Ответа, разумеется, не последовало.
Момонга тоскливо вздохнул.
Конечно, он не смог бы произнести это вслух.
По их короткому разговору, по тому, как звучал голос, было очевидно, что Хэро-Хэро ужасно измотан. И этот усталый человек откликнулся на его письмо, всё же придя сюда в день закрытия игры — в последний день существования «Иггдрасиля». За одно это он должен быть благодарен старому соратнику. Просить большего было бы ве́рхом наглости с его стороны, а для Хэро-Хэро это превратилось бы в неприятную обязанность.
Момонга с трудом отвёл взгляд от кресла, где только что сидел его друг, затем осмотрел по кругу остальные тридцать девять кресел, которые когда-то занимали другие соратники. И напоследок снова посмотрел на место Хэро-Хэро.
— Надеюсь, мы ещё встретимся…
«Как-нибудь встретимся снова».
«Ну, до скорого».
Он столько раз слышал эти слова, но на деле они почти никогда не сбывались.
Никто не вернулся в «Иггдрасиль».
— Но где и когда?..
Момонга резко передёрнул плечами. Долгое время копившиеся в глубине души истинные чувства наконец прорвались наружу.
— Вы что, издеваетесь?! — взревел он, грохнув кулаками по столу.

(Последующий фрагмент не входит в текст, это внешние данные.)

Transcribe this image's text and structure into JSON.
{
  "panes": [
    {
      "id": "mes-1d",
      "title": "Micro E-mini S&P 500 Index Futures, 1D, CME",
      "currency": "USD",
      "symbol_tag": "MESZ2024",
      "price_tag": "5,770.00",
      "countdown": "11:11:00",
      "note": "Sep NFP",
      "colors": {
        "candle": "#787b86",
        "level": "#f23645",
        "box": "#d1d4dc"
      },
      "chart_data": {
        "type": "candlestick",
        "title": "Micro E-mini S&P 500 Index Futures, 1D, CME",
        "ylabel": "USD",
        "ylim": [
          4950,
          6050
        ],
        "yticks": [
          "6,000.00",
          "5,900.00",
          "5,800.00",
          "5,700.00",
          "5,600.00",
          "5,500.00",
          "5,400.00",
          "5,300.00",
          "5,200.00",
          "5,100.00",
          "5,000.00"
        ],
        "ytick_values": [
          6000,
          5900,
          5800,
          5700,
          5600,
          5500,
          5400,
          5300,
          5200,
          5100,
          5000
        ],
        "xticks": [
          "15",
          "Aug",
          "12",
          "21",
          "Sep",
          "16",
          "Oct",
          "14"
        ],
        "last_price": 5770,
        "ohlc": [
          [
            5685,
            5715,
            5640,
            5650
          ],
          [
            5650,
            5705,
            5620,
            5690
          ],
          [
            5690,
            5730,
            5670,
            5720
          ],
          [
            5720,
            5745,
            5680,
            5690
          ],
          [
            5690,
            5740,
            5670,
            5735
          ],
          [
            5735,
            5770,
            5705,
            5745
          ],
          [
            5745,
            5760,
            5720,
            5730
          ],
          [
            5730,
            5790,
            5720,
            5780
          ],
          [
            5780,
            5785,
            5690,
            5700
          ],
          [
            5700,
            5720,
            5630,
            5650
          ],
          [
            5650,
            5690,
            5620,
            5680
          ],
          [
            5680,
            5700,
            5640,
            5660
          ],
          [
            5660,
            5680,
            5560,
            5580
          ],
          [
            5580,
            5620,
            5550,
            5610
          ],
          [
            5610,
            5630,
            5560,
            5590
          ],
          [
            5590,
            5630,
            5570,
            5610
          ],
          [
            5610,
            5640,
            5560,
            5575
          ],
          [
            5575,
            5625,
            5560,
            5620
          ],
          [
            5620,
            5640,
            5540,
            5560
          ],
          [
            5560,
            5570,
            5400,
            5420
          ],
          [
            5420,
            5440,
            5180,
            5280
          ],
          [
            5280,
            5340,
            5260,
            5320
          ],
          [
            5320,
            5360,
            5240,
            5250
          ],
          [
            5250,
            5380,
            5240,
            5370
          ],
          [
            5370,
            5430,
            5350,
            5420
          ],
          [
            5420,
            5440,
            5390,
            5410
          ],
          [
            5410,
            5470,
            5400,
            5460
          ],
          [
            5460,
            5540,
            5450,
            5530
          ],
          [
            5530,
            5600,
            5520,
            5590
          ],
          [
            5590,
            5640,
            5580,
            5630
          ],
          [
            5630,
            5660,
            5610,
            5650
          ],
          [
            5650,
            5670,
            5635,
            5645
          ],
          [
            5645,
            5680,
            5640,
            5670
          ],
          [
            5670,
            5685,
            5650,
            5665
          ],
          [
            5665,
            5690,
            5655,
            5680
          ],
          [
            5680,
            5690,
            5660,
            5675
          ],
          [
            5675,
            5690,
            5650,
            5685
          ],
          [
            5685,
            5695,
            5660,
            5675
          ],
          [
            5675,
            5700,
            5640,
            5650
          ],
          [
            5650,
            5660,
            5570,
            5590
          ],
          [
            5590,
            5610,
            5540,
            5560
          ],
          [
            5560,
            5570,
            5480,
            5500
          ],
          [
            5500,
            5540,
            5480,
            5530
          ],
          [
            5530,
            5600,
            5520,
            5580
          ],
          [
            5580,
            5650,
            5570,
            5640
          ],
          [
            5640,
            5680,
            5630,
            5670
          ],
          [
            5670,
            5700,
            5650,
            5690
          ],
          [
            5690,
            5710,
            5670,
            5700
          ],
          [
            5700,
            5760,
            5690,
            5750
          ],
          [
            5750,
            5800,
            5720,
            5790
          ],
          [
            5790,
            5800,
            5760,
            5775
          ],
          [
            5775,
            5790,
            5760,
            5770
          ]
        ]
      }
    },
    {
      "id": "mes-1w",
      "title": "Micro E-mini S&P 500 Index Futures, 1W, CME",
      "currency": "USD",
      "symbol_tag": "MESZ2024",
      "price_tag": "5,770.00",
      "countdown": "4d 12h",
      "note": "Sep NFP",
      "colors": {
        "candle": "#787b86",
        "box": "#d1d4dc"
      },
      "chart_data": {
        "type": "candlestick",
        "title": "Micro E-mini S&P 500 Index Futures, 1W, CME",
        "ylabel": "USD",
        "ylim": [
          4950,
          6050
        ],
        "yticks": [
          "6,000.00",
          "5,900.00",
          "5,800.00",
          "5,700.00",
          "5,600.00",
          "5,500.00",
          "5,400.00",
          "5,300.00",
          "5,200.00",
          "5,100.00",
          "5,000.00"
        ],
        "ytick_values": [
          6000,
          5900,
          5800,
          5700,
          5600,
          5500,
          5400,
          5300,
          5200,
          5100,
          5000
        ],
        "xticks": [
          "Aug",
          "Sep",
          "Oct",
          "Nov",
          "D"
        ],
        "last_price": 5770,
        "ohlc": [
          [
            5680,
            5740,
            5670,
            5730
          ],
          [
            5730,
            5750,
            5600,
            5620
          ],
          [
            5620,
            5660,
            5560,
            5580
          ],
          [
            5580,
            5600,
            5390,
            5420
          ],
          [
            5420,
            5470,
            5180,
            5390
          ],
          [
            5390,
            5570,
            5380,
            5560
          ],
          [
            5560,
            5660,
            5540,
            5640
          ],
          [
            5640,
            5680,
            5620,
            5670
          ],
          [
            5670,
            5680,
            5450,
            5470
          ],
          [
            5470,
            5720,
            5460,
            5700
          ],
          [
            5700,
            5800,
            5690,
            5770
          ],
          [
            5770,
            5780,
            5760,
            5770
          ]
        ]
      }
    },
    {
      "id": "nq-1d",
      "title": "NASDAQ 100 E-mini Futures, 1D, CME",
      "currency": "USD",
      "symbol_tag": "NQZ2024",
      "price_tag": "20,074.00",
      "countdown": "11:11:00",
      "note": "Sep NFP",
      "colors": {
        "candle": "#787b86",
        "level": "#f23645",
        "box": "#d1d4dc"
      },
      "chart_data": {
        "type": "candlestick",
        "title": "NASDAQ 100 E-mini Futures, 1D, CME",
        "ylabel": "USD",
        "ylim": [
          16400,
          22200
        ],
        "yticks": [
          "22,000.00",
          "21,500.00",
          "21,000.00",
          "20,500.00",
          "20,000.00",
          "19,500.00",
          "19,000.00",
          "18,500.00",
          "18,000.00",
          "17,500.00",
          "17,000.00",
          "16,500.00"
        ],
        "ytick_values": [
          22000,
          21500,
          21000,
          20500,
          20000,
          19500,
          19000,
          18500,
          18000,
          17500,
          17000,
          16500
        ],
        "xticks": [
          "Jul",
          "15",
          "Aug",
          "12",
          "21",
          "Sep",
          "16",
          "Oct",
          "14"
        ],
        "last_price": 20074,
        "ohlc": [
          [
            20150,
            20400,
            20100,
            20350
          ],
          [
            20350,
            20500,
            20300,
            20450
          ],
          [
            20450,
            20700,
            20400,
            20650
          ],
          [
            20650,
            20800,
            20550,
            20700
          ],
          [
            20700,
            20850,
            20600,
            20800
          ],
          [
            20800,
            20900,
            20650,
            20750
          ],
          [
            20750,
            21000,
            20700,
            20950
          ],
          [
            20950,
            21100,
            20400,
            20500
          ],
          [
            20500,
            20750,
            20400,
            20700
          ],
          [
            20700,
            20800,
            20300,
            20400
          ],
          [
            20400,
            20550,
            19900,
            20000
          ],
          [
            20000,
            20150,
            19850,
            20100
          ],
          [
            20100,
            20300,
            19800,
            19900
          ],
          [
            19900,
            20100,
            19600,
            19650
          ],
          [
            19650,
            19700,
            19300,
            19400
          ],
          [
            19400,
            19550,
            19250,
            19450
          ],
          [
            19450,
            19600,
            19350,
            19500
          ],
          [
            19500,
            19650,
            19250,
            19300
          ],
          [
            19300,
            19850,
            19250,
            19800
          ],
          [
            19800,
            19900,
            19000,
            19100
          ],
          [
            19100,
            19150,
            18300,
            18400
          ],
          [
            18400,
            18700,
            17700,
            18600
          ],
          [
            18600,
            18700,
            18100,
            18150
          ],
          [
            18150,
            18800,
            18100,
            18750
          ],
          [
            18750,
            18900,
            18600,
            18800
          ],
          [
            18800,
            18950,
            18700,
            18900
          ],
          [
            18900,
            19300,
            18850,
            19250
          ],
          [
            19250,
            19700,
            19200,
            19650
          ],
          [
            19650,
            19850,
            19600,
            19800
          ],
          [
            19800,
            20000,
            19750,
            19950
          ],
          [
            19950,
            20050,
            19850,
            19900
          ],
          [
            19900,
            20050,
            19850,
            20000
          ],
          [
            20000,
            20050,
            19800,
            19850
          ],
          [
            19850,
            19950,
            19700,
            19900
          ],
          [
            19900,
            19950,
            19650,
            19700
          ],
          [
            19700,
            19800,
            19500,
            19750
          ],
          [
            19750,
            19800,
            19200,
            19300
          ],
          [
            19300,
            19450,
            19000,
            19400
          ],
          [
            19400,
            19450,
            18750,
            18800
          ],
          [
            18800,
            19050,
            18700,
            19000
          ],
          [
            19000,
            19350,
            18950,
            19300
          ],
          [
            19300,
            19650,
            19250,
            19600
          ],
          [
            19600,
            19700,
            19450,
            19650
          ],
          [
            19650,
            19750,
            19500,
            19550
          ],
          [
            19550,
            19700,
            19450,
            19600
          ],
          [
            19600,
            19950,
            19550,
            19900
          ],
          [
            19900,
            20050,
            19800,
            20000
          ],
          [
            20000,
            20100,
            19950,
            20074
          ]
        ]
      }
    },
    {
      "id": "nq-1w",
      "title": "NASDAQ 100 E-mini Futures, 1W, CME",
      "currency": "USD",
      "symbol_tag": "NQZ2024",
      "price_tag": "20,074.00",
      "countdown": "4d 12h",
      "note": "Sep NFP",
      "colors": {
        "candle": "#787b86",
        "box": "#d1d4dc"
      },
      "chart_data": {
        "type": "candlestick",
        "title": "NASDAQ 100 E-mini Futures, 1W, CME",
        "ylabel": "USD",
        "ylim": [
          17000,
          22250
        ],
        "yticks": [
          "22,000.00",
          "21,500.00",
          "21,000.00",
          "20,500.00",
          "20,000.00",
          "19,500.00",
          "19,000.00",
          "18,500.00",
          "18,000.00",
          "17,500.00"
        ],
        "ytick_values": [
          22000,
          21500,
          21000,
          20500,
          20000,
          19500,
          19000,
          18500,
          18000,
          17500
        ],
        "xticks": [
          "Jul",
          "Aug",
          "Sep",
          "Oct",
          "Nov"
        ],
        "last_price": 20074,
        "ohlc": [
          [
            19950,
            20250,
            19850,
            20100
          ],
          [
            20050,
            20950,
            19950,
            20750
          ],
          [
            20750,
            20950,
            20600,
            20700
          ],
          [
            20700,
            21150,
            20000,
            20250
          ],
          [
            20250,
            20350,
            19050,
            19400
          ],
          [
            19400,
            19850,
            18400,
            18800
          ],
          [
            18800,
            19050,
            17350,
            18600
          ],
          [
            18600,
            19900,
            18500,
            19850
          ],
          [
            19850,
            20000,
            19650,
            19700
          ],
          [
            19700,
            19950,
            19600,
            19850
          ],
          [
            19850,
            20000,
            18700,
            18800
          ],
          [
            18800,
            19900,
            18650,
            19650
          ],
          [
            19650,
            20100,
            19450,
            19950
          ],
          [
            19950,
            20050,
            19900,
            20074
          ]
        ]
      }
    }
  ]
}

Система «Иггдрасиля» сочла, что он провёл атаку, произвела подсчёт, приняв во внимание урон от удара его рук без оружия, защитные свойства структуры стола и бесчисленное множество других параметров, и выдала результат. Рядом с тем местом, куда врезались руки Момонги, всплыло число «0».
— Мы вместе её строили, эту чёртову великую гробницу Назарик! Как вы могли так легко всё бросить?!
Вслед за яростной вспышкой гнева нахлынуло ощущение одиночества.
— Нет, я не прав… И про «легко» — это зря. Им пришлось сделать выбор между реальностью и вымыслом. Тут уж ничего не поделаешь, никто никого не предавал. Каждый сам принял решение, и наверняка это было тяжело… — пробормотал Момонга, словно убеждая сам себя, и поднялся с места. Он направился к стене, на которой, подобно украшению, висел посох.
Посох был выполнен по образу керикиона[5] — жезла бога Гермеса — и выглядел как семь переплетённых между собой змей. Извивающиеся рептилии держали в пастях по драгоценному камню, каждый разного цвета. Рукоять была сделана из прозрачного, похожего на кристалл материала, испускавшего мертвенно-бледное свечение.
С первого взгляда было понятно, что эта вещь относилась к самому высшему рангу, и именно поэтому каждая гильдия могла владеть лишь одним подобным «оружием гильдии». Оно представляло собой символ «Айнз Ул Гоун».
По замыслу главе гильдии следовало носить посох с собой, так почему же он красовался на стене?